For the Oregon Ducks (15-7, 7-4 Pac-12), the fourth quarter was where it mattered most — and where they couldn’t make it happen. The Ducks lost out to the UCLA Bruins (11-11, 6-5 Pac-12) to drop to 1-1 on their SoCal road trip and deal a hefty blow to their NCAA tournament hopes.
It was an awkward game from the start. Oregon arrived late to Pauley Pavilion after finding itself stuck a mile from the arena in the presidential motorcade traveling through Westwood. After a half-hour delay, the game was underway, but the Ducks may have well still been on the bus.
The first half could be cleanly divided in half: Three turnovers in the first five minutes allowed the Bruins to race into the lead, and 12 minutes into the game, UCLA led 23-5 and was manhandling the Ducks. Oregon couldn’t get Jackson Shelstad, who had 20 points against USC on Thursday night, into the game. He’d finish with 10 points, but was nowhere to be found in that first half.
Then, suddenly, it all seemed to click for Dana Altman’s team.
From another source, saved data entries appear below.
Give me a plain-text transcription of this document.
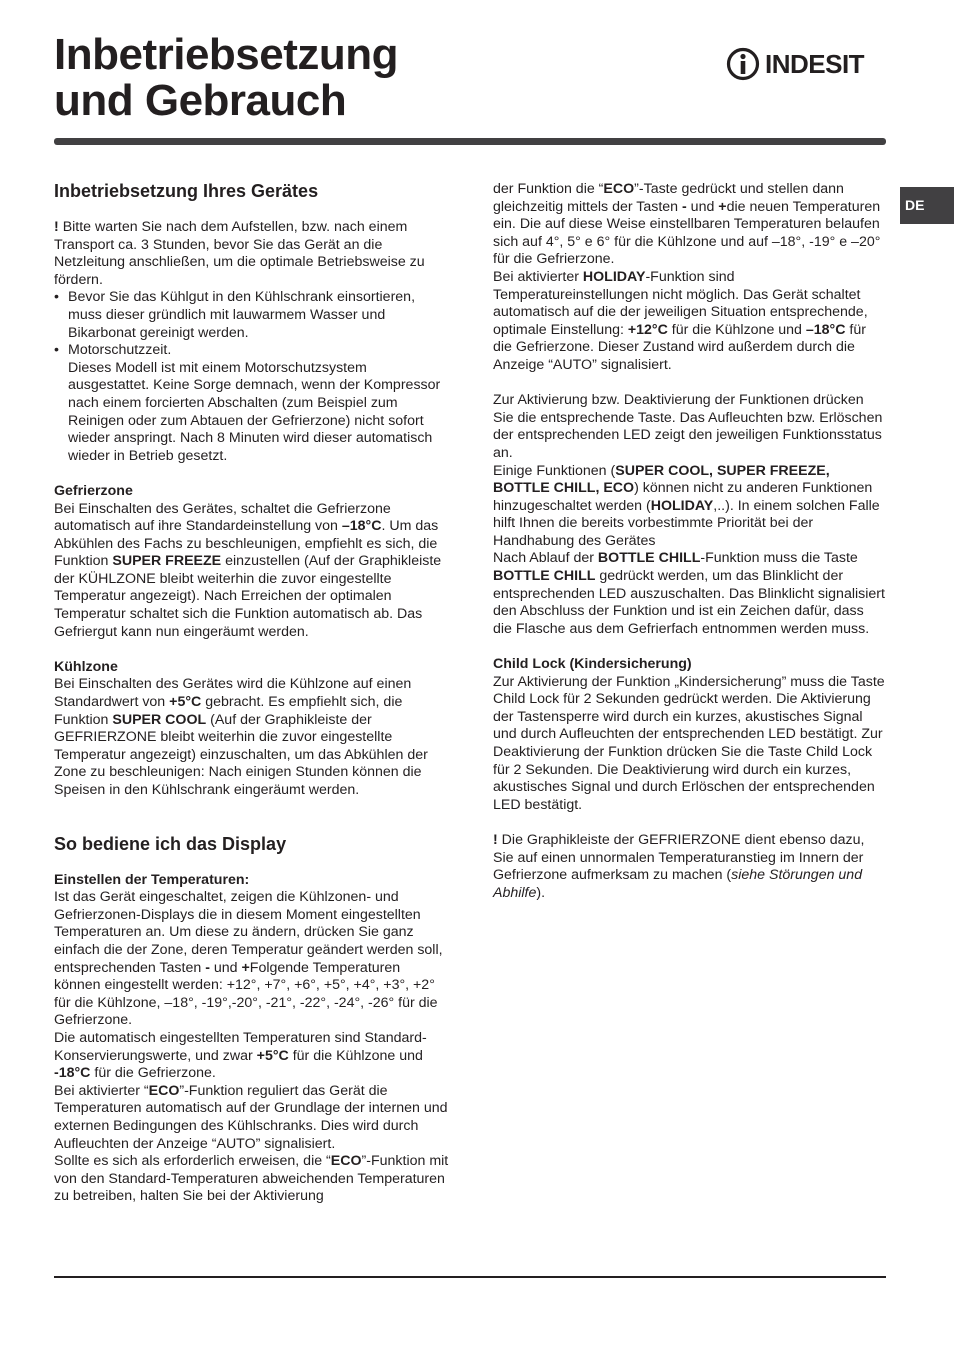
Inbetriebsetzung
und Gebrauch
INDESIT
DE
Inbetriebsetzung Ihres Gerätes

! Bitte warten Sie nach dem Aufstellen, bzw. nach einem Transport ca. 3 Stunden, bevor Sie das Gerät an die Netzleitung anschließen, um die optimale Betriebsweise zu fördern.

• Bevor Sie das Kühlgut in den Kühlschrank einsortieren, muss dieser gründlich mit lauwarmem Wasser und Bikarbonat gereinigt werden.

• Motorschutzzeit.

Dieses Modell ist mit einem Motorschutzsystem ausgestattet. Keine Sorge demnach, wenn der Kompressor nach einem forcierten Abschalten (zum Beispiel zum Reinigen oder zum Abtauen der Gefrierzone) nicht sofort wieder anspringt. Nach 8 Minuten wird dieser automatisch wieder in Betrieb gesetzt.

Gefrierzone

Bei Einschalten des Gerätes, schaltet die Gefrierzone automatisch auf ihre Standardeinstellung von –18°C. Um das Abkühlen des Fachs zu beschleunigen, empfiehlt es sich, die Funktion SUPER FREEZE einzustellen (Auf der Graphikleiste der KÜHLZONE bleibt weiterhin die zuvor eingestellte Temperatur angezeigt). Nach Erreichen der optimalen Temperatur schaltet sich die Funktion automatisch ab. Das Gefriergut kann nun eingeräumt werden.

Kühlzone

Bei Einschalten des Gerätes wird die Kühlzone auf einen Standardwert von +5°C gebracht. Es empfiehlt sich, die Funktion SUPER COOL (Auf der Graphikleiste der GEFRIERZONE bleibt weiterhin die zuvor eingestellte Temperatur angezeigt) einzuschalten, um das Abkühlen der Zone zu beschleunigen: Nach einigen Stunden können die Speisen in den Kühlschrank eingeräumt werden.

So bediene ich das Display

Einstellen der Temperaturen:

Ist das Gerät eingeschaltet, zeigen die Kühlzonen- und Gefrierzonen-Displays die in diesem Moment eingestellten Temperaturen an. Um diese zu ändern, drücken Sie ganz einfach die der Zone, deren Temperatur geändert werden soll, entsprechenden Tasten - und +Folgende Temperaturen können eingestellt werden: +12°, +7°, +6°, +5°, +4°, +3°, +2° für die Kühlzone, –18°, -19°,-20°, -21°, -22°, -24°, -26° für die Gefrierzone.

Die automatisch eingestellten Temperaturen sind Standard-Konservierungswerte, und zwar +5°C für die Kühlzone und -18°C für die Gefrierzone.

Bei aktivierter “ECO”-Funktion reguliert das Gerät die Temperaturen automatisch auf der Grundlage der internen und externen Bedingungen des Kühlschranks. Dies wird durch Aufleuchten der Anzeige “AUTO” signalisiert.

Sollte es sich als erforderlich erweisen, die “ECO”-Funktion mit von den Standard-Temperaturen abweichenden Temperaturen zu betreiben, halten Sie bei der Aktivierung

der Funktion die “ECO”-Taste gedrückt und stellen dann gleichzeitig mittels der Tasten - und +die neuen Temperaturen ein. Die auf diese Weise einstellbaren Temperaturen belaufen sich auf 4°, 5° e 6° für die Kühlzone und auf –18°, -19° e –20° für die Gefrierzone.

Bei aktivierter HOLIDAY-Funktion sind Temperatureinstellungen nicht möglich. Das Gerät schaltet automatisch auf die der jeweiligen Situation entsprechende, optimale Einstellung: +12°C für die Kühlzone und –18°C für die Gefrierzone. Dieser Zustand wird außerdem durch die Anzeige “AUTO” signalisiert.

Zur Aktivierung bzw. Deaktivierung der Funktionen drücken Sie die entsprechende Taste. Das Aufleuchten bzw. Erlöschen der entsprechenden LED zeigt den jeweiligen Funktionsstatus an.

Einige Funktionen (SUPER COOL, SUPER FREEZE, BOTTLE CHILL, ECO) können nicht zu anderen Funktionen hinzugeschaltet werden (HOLIDAY,..). In einem solchen Falle hilft Ihnen die bereits vorbestimmte Priorität bei der Handhabung des Gerätes

Nach Ablauf der BOTTLE CHILL-Funktion muss die Taste BOTTLE CHILL gedrückt werden, um das Blinklicht der entsprechenden LED auszuschalten. Das Blinklicht signalisiert den Abschluss der Funktion und ist ein Zeichen dafür, dass die Flasche aus dem Gefrierfach entnommen werden muss.

Child Lock (Kindersicherung)

Zur Aktivierung der Funktion „Kindersicherung” muss die Taste Child Lock für 2 Sekunden gedrückt werden. Die Aktivierung der Tastensperre wird durch ein kurzes, akustisches Signal und durch Aufleuchten der entsprechenden LED bestätigt. Zur Deaktivierung der Funktion drücken Sie die Taste Child Lock für 2 Sekunden. Die Deaktivierung wird durch ein kurzes, akustisches Signal und durch Erlöschen der entsprechenden LED bestätigt.

! Die Graphikleiste der GEFRIERZONE dient ebenso dazu, Sie auf einen unnormalen Temperaturanstieg im Innern der Gefrierzone aufmerksam zu machen (siehe Störungen und Abhilfe).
After the 14-year head coach was seen chewing his players out during a timeout, the Ducks went on a series of runs that saw them end the half with the lead. From that 12 minute mark, Oregon outscored UCLA 29-10. Despite Shelstad still without a point, three consecutive three pointers from Jadrian Tracey, who led the team in points at the half with 13, powered Oregon into the break.
This was the game for the Ducks to prove that they could finally turn around a deficit. For a time, it looked like they would.
Then buckets began to fall once again for the Bruins. A 9-0 UCLA run lasting nearly four minutes finally ended when a ball was unintentionally tipped in the Ducks’ basket, and Oregon was once again struggling to find its feet as the opposition began to build a lead. At that point, UCLA was 11-14 from the field, and the Ducks, despite shooting around 50%, couldn’t stop their matchups.
But as Carroll preaches, the game wasn’t yet over. By the five minute mark, thanks to a 12-1 run, the game was tied. Significantly, UCLA center Adem Bona was sitting on the bench with four fouls. The Turkish center, who had been the Bruins’ best hope at stopping N’Faly Dante, would have to wait until the game’s final moments.
Fouls piling up became the Ducks’ biggest foe for those minutes — any foul would result in free throws for the Bruins. As the commentary team quipped, Oregon would ‘have to play perfect defense’. By the four minute mark, both Dante and Tracey had three fouls. A dagger three from Dylan Andrews off a ball screen could not be matched by Shelstad, and the Bruins, all of a sudden, had an eight point lead with under two minutes to play.
With the game on the line, it wasn’t Bona but Andrews, finishing a stellar 21-point, seven assist night, who sealed the game for the Bruins with a steal-turned-drawn foul. That eight-point advantage would be all that was needed. Oregon dropped to second place in the Pac-12 while UCLA added its fifth victory in the last six games.
For the Ducks, it’s bitter disappointment. A chance to sweep the Los Angeles schools on the season was undone by a streaky performance that epitomized their season. Runs where they shut out their opposition were matched by snakebitten series of their own. The bench, which for so many of their wins this season was key, had no answers.
They now enter the end-season stretch with a prayer rather than a claim to a slot in the tournament — and with several key players out, it’ll be a question of how many games they can finish, not just how many they can start.